Today Assemblyman Felix Ortiz introduced the bill that has been described as a "fat tax" or "couch potato tax" but really creates a funding stream to pay for preventing and reducing the shocking obesity epidemic affecting all of our society.
The Centers For Disease Control (CDC) estimates nearly 300,000 deaths each year linked to obesity, which is getting close to the 400,000 annual deaths from tobacco. A recent study reveals that one-third of cancer deaths are linked to nutrition and obesity. Earlier this week a researcher announced that a staggering 53 percent of healthy 2 to 3 year old Hispanic girls and 45 percent of the boys are likely to develop diabetes.
According to Ortiz, "Anyone who learns of these research results should understand why I will do whatever it takes to get the government and public to pay attention to the most costly threat to public health in this country. If businesses and government don't become partners in a concerted effort to change the trend in eating and exercise habits, the few cents per person I am proposing to spend on prevention now will be dwarfed by the billions in additional hospital and doctor visit costs in 20 years."
The Ortiz bill would require an additional ¼ of one percent sales tax on: food and drink currently taxed, except for bottled water; the sale and rental of video and computer games, and video game equipment; and, the sale and rental of video and DVD movies.

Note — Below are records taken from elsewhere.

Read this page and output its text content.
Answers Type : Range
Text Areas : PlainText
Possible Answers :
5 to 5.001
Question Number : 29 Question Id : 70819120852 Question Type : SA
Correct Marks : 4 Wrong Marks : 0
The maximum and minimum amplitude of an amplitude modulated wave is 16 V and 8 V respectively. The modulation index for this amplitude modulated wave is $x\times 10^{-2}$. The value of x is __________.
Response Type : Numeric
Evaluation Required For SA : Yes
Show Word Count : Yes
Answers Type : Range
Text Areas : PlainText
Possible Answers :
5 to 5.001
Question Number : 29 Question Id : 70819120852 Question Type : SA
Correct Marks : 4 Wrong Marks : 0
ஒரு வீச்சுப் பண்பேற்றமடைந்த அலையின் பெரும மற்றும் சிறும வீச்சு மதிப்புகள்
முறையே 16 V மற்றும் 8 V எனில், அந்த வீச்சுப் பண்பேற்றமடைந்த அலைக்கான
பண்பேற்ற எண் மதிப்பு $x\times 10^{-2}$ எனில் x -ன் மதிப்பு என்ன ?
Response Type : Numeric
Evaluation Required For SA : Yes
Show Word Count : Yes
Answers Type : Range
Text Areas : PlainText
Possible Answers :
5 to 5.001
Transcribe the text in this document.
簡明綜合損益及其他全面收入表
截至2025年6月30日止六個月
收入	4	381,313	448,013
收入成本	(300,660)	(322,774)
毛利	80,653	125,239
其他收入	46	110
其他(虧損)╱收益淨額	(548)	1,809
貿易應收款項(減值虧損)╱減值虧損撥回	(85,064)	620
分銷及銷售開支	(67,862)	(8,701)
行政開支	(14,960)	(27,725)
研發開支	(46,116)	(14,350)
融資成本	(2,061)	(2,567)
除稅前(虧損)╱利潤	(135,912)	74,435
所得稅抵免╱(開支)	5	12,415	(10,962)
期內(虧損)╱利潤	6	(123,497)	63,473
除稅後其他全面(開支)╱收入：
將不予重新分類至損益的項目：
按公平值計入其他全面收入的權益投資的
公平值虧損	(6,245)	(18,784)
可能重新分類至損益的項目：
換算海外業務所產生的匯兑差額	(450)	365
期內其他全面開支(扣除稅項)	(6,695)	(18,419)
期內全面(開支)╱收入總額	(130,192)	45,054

There would also be a new 1 percent sales tax on untaxed food and drink that are defined as sweets or snacks according to the federal National Nutrient Database for Standard Reference, and on admission to movie theaters. Corporations would pay a tax on their New York share of advertising these products on television shows primarily watched by children under 18. The revenues raised would be deposited in a Childhood Obesity Prevention Program fund for the purposes of the NYS Childhood Obesity Prevention Program.
At six public hearings around the State experts testified that childhood obesity is tied to increased consumption of snacks, soft drinks, and fast foods, increased sedentary activities, such as watching TV and playing video games, and fewer opportunities for exercise and physical activity. They also reported nearly $5 billion annually in New York State obesity-related health costs, including as much as 50% of all Medicaid costs.
"Although many have mistakenly spoken about out-of-control taxes, this legislation is very modest. If you purchased a kid's meal at $4.00 it would cost an extra penny! If you bought a Playstation 2 at $200, it would cost an extra 50 cents! However, my bill would still raise close to $50 million for nutrition education and exercise or physical activity programs in neighborhoods where there are no gyms but many fast food restaurants. I am also looking at tax incentives to encourage families and businesses to take steps to prevent obesity but this problem is much worse in low-income communities where they can't afford to even pay for something to deduct on their taxes. This bill isn't about taxing; it is about preventing a teenager from needing a daily insulin injection or a 3rd grader from being taunted about their appearance, and preventing health insurance premiums from skyrocketing. The real tragedy is that most nutrition-related health problems are preventable and we owe it to our children to give them the opportunity to become healthy, productive adults," said Ortiz.
Assemblyman Ortiz already sponsors other bills to: create media programs and school and community-based programs to improve nutrition and increase physical activity, and provide training to medical professionals; require nutrition labeling on chain restaurant menus; require health insurance coverage for Medical Nutrition Therapy; and, increase the quality and quantity of physical education in schools.